Right-wing gamers can't read
A journey through the psyche of the dumbest and most illiterate subculture on the internet
It’s very funny to imagine that there was a time when gamers believed that, when video games as a medium finally earned the respect it deserved, they as gamers would suddenly be imbued with limitless cultural capital, as if their mastery of Dead or Alive Xtreme Beach Volleyball would somehow translate into sophisticated dinner party chatter overnight. That really was the impression you used to get! It had the vibe of the whole Iraqi Dinar scam, where MAGA dipshits bought up buckets of Dinars out of the expectation that Donald Trump would suddenly make each Dinar equal to one American dollar, because the gamers who felt disrespected did not seem to realize that the specific video games they consumed weren’t really the sort of work that would go on to garner artistic reappraisal.

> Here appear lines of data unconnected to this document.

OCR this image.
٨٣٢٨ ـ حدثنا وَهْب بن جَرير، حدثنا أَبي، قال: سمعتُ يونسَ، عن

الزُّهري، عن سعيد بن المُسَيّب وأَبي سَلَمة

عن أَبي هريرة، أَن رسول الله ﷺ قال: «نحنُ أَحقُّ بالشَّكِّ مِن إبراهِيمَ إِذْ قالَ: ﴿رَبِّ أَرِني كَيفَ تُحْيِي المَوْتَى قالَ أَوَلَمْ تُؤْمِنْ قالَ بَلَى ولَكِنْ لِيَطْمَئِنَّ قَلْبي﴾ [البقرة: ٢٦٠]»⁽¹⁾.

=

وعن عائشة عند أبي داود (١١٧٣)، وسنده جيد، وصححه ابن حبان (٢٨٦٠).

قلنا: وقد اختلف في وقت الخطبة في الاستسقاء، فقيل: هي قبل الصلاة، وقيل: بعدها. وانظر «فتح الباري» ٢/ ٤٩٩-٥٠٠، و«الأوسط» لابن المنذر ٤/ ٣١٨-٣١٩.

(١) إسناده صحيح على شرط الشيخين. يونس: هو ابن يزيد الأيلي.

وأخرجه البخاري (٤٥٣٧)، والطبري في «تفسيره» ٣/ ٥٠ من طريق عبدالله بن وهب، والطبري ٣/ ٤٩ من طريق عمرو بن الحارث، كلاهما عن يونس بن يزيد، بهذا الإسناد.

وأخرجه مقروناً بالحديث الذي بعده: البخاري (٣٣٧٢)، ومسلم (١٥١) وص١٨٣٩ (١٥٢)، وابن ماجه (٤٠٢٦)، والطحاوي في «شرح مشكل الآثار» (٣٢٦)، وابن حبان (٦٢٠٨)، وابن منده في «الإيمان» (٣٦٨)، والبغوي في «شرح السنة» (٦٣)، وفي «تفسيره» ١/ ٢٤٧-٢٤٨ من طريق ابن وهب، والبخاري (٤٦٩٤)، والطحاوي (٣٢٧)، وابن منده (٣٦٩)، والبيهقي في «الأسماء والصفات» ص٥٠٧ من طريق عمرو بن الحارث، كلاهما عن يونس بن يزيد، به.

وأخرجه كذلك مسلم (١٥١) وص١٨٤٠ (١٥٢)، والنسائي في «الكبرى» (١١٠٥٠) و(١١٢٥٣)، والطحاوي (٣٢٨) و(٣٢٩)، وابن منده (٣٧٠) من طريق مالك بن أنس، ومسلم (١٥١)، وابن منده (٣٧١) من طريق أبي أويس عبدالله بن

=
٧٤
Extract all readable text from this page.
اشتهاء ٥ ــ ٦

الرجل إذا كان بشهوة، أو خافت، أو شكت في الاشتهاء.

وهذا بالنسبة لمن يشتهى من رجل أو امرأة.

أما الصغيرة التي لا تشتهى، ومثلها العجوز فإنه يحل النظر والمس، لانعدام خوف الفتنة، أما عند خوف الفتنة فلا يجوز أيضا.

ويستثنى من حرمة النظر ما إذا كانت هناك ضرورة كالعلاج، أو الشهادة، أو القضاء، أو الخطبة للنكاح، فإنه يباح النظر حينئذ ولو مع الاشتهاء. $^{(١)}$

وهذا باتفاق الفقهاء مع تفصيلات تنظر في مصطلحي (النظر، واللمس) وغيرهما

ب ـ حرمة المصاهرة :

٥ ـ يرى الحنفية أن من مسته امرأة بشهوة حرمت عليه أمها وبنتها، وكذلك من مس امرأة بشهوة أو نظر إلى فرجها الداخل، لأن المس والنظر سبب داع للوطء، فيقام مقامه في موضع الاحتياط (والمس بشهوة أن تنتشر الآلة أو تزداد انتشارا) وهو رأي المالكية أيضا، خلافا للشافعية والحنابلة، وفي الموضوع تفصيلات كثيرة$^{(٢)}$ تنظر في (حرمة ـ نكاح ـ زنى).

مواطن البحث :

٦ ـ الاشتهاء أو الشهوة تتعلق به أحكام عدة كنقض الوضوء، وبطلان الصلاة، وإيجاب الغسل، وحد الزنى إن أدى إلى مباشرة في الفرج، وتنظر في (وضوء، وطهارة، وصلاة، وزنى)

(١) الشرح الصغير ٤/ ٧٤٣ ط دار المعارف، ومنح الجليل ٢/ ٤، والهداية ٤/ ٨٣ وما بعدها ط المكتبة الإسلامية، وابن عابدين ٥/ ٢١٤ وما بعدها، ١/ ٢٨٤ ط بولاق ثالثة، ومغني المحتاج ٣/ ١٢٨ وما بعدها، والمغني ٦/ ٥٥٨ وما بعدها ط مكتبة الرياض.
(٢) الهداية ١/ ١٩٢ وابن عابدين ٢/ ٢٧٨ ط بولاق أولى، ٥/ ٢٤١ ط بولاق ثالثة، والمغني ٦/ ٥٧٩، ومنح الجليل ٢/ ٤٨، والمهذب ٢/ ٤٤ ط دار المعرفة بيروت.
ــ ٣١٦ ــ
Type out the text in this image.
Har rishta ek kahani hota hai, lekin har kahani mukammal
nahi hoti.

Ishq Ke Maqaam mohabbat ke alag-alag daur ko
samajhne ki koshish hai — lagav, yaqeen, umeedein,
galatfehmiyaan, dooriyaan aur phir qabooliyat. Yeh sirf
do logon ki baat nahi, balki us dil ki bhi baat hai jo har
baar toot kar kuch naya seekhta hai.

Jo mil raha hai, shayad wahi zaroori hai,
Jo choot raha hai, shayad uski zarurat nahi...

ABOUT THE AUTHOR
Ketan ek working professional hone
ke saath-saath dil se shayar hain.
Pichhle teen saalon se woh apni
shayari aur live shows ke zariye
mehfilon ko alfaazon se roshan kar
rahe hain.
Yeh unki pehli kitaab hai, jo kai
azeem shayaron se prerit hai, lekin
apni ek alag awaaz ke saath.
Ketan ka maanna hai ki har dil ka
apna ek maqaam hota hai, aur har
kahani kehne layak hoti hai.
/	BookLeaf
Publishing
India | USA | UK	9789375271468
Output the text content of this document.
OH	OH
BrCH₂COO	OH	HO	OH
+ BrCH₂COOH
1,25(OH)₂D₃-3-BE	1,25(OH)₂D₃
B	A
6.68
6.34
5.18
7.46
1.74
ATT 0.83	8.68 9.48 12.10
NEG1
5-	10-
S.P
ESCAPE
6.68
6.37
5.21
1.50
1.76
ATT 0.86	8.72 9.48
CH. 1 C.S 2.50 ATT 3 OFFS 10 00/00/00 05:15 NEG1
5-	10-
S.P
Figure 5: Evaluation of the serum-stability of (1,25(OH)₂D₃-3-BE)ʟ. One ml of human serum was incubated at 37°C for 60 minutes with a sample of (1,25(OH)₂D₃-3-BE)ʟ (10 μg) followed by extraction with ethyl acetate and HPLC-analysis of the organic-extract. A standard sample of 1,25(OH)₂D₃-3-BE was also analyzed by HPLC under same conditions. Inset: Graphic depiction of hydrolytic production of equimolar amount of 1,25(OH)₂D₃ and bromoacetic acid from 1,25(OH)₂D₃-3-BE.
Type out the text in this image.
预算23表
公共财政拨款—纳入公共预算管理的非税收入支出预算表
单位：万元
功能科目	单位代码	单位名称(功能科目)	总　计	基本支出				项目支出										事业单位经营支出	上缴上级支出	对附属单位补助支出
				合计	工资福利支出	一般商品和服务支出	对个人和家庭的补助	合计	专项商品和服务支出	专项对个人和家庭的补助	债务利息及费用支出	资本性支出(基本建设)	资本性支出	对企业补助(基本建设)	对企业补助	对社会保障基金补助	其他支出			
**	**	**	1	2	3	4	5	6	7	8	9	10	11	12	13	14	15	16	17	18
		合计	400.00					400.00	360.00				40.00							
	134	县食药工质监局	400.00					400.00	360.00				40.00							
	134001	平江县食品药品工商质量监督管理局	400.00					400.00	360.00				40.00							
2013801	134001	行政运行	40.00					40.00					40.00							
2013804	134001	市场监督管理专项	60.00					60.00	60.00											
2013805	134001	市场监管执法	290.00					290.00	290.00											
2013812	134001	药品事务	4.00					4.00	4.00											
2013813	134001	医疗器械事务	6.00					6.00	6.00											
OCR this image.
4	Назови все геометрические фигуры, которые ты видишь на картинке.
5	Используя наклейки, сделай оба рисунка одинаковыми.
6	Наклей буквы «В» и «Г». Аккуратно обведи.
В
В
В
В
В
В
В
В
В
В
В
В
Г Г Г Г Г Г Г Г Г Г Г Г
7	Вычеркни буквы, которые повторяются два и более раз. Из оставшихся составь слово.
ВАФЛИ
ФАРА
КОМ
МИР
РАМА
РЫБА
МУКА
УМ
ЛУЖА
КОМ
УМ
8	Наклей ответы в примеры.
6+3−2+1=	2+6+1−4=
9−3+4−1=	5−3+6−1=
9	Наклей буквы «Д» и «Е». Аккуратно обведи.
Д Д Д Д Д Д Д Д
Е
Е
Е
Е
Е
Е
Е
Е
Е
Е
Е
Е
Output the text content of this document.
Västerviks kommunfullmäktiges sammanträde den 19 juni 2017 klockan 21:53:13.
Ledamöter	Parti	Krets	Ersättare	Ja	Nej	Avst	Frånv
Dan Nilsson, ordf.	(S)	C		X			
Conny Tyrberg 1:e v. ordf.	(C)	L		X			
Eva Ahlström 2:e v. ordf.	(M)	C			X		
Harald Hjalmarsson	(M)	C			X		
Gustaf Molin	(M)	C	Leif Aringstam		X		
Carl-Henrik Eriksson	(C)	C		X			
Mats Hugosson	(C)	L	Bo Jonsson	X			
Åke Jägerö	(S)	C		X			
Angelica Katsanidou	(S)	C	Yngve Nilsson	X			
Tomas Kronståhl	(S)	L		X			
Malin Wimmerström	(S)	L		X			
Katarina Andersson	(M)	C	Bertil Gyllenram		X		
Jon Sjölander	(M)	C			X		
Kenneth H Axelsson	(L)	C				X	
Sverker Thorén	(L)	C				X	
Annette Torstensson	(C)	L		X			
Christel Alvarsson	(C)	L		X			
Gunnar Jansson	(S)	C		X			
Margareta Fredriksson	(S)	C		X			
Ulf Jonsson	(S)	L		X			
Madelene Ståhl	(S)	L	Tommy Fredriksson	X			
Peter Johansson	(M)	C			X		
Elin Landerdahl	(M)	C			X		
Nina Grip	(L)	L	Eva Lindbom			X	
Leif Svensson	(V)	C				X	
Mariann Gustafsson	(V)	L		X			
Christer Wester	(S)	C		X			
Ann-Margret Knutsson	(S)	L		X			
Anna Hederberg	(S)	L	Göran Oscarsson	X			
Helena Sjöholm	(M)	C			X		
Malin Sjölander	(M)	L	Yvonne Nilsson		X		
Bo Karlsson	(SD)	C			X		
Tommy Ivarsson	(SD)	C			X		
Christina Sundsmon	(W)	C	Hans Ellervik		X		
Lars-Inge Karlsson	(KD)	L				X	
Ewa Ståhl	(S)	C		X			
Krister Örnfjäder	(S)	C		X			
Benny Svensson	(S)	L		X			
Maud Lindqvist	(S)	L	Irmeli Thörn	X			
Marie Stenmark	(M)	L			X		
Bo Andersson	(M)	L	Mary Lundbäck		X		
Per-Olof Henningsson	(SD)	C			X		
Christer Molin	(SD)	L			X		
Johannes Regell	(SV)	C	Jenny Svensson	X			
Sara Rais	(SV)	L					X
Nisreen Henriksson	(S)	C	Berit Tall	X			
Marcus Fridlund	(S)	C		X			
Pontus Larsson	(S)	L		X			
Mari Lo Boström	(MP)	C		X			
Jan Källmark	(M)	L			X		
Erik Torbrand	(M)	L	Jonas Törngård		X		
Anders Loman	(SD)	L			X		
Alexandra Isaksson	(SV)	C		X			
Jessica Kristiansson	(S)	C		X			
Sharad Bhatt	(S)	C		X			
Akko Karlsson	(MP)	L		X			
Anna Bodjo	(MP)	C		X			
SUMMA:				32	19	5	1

Much of GamerGate felt like a reaction to this disappointment, to realize that, when video games started to be taken seriously, the tastemakers of the new video game cultural elite would not be so omnivorous, and that the skill of even rudimentarily analyzing the themes in a “walking simulator” like Dear Esther would command a lot more cultural capital than say being really good at playing Guilty Gear.
This isn’t to say there was never anything reactionary about video games prior to GamerGate, obviously—like many in my age-bracket I spent a lot of my adolescence being called the n-word because I’d killed someone in Halo—nor was it the first time gamers had “gone too far”—doxxing and death threats were regular occurrences in the realm of online games, with a friend of mine even recently telling me about a time an adult man tracked down his MySpace and sent him a photo of his exposed asshole after beating him at Counter Strike. These were simply the ways that gamers, antisocial freaks that they are, generally expressed displeasure. But the pus was firmly inside the pimple. It was only once the outside world finally lanced it that it all came pouring out.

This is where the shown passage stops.